Per enfatizzare ancora di più questo ritorno alle origini, lo zio ha chiamato a sé di nuovo il guru
Bob Ezrin (Deep Purple, Pink Floyd, Kiss, etc), che già nel 1970 fece la magia di catturare il sound ruvido e roccioso dell’allora Alice Cooper Band producendo poi buona parte dei dischi auccessivi, e anche questa volta non si smentisce, con una produzione dal profondo sapore retrò, ma che al tempo stesso non suona soltanto vintage.
Ciliegina sulla torta? La formazione che accompagna
Cooper:
Paul Randolph, bassista leggendario nella scena di Detroit,
Johnny “Bee” Badanjek alla batteria, direttamente dai Detroit Wheels, ma soprattutto un certo
Wayne Kramer, leggendaria ascia degli altrettanto leggendari MC5, un soggettino tutto pepe che all’epoca ha contribuito in prima persona a creare e caratterizzare, con la sua band, il Detroit sound, e che si è integrato alla grande nella composizione a quattro mani con
Alice. Per rendere il tutto ancora più autentico, l’album è stato registrato presso i Rustbelt Studio, naturalmente a Detroit.
Due parole sulla musica, e non più di due, in quanto sarebbero davvero sprecate: l’album è valido dalla prima all’ultima canzone, non c’è un episodio debole. La chitarra di
Kramer graffia ed incarna alla perfezione quel suono ruvido e nervoso tipico di quel periodo magico, ma soprattutto supporta alla grande l’ennesima prova dietro il microfono di
Vincent Damon Furnier, che sembra davvero spassarsela alla grande a cantare queste quindici canzoni e che non ha la benchè minima intenzione di ritirarsi a vita privata, e per fortuna, aggiungo io…

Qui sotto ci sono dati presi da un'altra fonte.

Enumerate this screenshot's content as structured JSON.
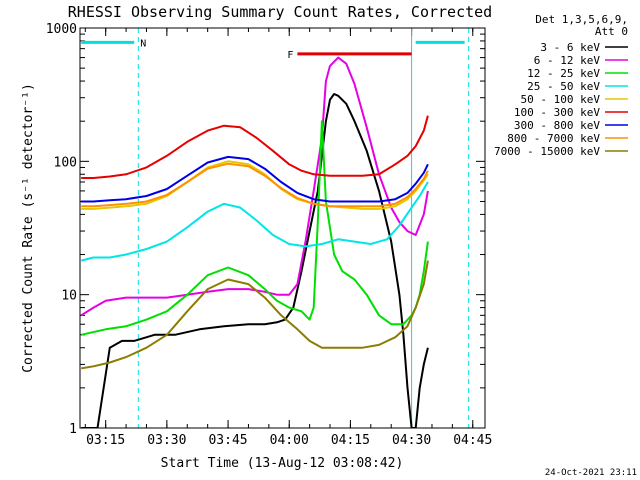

Ecco quindi il rock and roll di “
Sister Anne”, la teatrale “
Independence Dave”, il proto punk di “
I hate you” e di “
Go man go”, la ruffiana ed autocelebrativa “
Detroit city 2021”, l’hard boogie di “
Shut up and rock” e di “
Hail Mary”. E ancora, il blues sinuoso di “
$1000 high heels shoes” e quello più sporco, sudato e sanguigno di “
Drunk and in love”, oppure il beat beatlesiano di “
Our love will change the world”. Insomma, di carne a cuocere ce n’è davvero tanta, e soddisferà ogni tipo di palato, non credo ci sia bisogno di aggiungere molto altro. Se amate
Alice Cooper e vi sono piaciuti i suoi ultimi album in studio, apprezzerete anche questo, a maggior ragione se, come già detto, vi garba soprattutto il suo periodo più sanguigno e meno patinato.
Se avete intenzione di acquistare l’album, sappiate che è stato pubblicato dalla
earMUSIC in diverse versioni: CD, CD+ DVD digipack, CD Box Set (CD, Blu-Ray, T-shirt, mascherina, una piccola torcia e tre adesivi), e infine in doppio LP gatefold. Il DVD e il Blu-Ray contengono il live show “A paranormal evening at the Olympia Paris”, per la prima volta disponibile in video.